We will watch "experts" perform their post-mortem autopsies on the current situation and praise them for their insight and ingenuity. Ptooie! Sorry, I had to hack that hairball out of my mouth and I've still got this bad taste fouling my breath.
Rational or rationing. Use whatever words you want to perform formal analyses. We'll see governments go back to regulation policies that will lock down the locations of the hoards of money in repositories around the world, slowing down the shift of production resources. "Hey, who opened the barn door? Dagnabbit, Chester, them horses ran over to Bubba's ranch and his greener pastures. We ain't gonna be able to get the feed to the mill this year! Guess it's just gonna rot in the silos. Think we can eat fat rodents for protein?"
Warren Buffett wants U.S.-produced goods to be bought by other countries to balance the import/export business in this country. Meanwhile, how do we pour more government money into local economies so we can join the rest of the national governments in pumping up consumers' confidence in buying retail goods?
How many $1 DVD rentals (formerly priced at $5) does it take for another person to buy a $60k vehicle?
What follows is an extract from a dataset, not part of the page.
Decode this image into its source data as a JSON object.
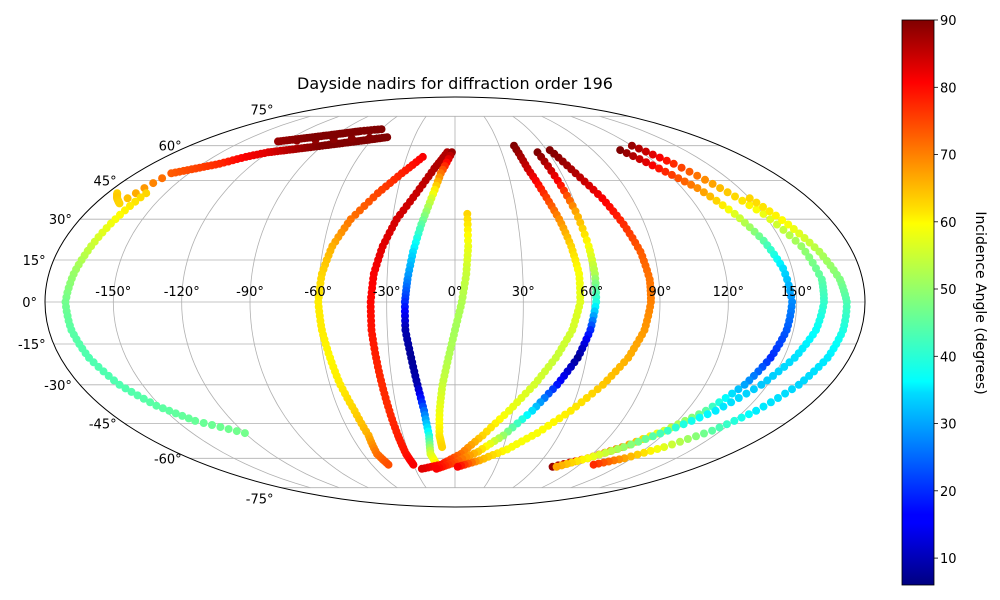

How many $60k vehicles does it take for another person to buy a $1M home (a "one-quart ketchup" home formerly priced at $2M)?
See, it's all about rational-emotive behaviour, not economic theories. How many people desire a $60k vehicle versus how many can (or cannot) afford and then buy one? Throw out the economists. Bring me good poker players - they're the best economic predictors I know. I don't want physicists-turned-bankers. I want people who play the game in real-time, not in computer simulations or industry conference presentations.
Give me a banker who's willing to throw good money at risk-takers. The horde who hoard get thrown into the silo with the rest of the rotting crop. We can pave all the new roads and build new bridges that we want but if nobody's driving the highways, who cares what they look like? I want people willing to risk their secure jobs and salaries on a Toyota Prius and a Hummer H3 to put in their resized, solar-powered mini-McMansion and a banker who'll make a loan package that works for them. Just don't let them drink and text behind the wheel and you've made me a happy man.
Call this the Great Recession or the Lesser Depression - I don't care - say that it helped cut down on energy usage, too, while you're at it. But take your theories and climb back into your ivory towers. I want practical solutions. Pragmatism. Folks able to afford a new truck on their farm. City dwellers able to support a new chef's menu. Ludacris giving away cars because the government's got its head on backwards. I don't want hot air heating up the room unless you've found a way to turn human breath into a moneymaking heat pump exchange system - then we'll talk away because you're finally awake. See, I'm easy to work with.